Slovakian Prime Minister Robert Fico (L) chats with his Hungarian counterpart Viktor Orban (R) in Delegation Hall of the parliament building in central Budapest on July 2, 2013 prior to their joint press conference. Orban meets with Fico for his one-day working visit. AFP PHOTO / ATTILA KISBENEDEK (Photo credit …

The European Court of Justice has ruled that Hungary and Slovakia must take in redistributed migrants from other European Union (EU) member states rejecting the legal challenges by the two countries.

The court made its ruling Wednesday afternoon saying that both Hungary and Slovakia must accept redistributed migrants who arrived in Greece and Italy, both Meditteranean nations having seen numbers arrive beyond their capacity to house,  L’Express reports.

The two Central European countries claimed that the move to make them accept migrants without the full consent of all member states within the EU, consultation of national parliaments, or the European Parliament was not legally binding.
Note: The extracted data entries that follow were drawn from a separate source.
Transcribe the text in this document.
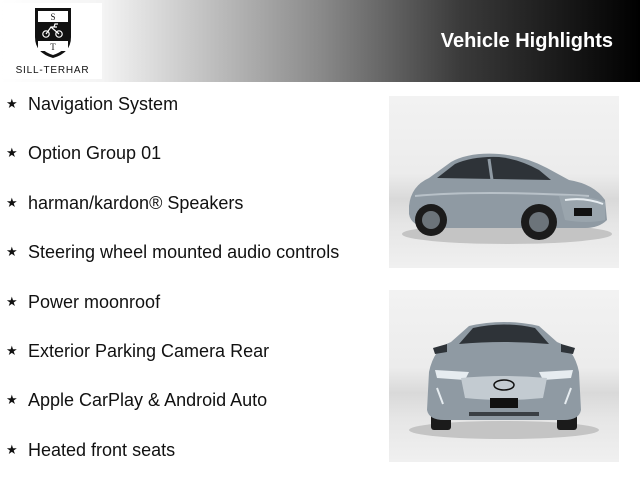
S
T
SILL-TERHAR
Vehicle Highlights
★ Navigation System
★ Option Group 01
★ harman/kardon® Speakers
★ Steering wheel mounted audio controls
★ Power moonroof
★ Exterior Parking Camera Rear
★ Apple CarPlay & Android Auto
★ Heated front seats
The issue was initially put to the vote with Hungary, Slovakia, Romania, and the Czech Republic all voting against the measure.

Hungary went a step further last October holding a national referendum on the issue in which the public overwhelmingly voted against migrant redistribution.

The court decided that the measure, which they said is a non-legislative procedure, is fully within the guidelines of the EU’s community standards and therefore legal.

The redistribution policy has so far largely been a failure having only redistributed 28,000 migrants since 2015, far short of its initial goal of 120,000.

Over the weekend, Hungarian Prime Minister Viktor Orbán addressed the issue ahead of the ruling: “Hungarian voters have made it clear that they don’t wish to delegate this power to Brussels, and we wish to decide on who we should live alongside.”

The Hungarian leader also cited studies showing the predicted drastic increase of Islamic migrants from Africa in the coming decades saying: “The Islamization of Europe is real.”

Hungary, along with Poland, has not taken in any redistributed migrants so far but the EU is not considering court action if they continue to refuse.

Dimitris Avramopoulos, the European commissioner for migration, said: “The door is still open, and we should convince all member states to fulfil their commitments, but we should be clear that member states have to show solidarity now.”

Former UKIP leader Nigel Farage also commented on the ruling defending the Hungarian and Slovakian position saying, “What a surprise – EU court undermines national sovereignty once again. It should be a decision of nation states who it allows inside its borders.”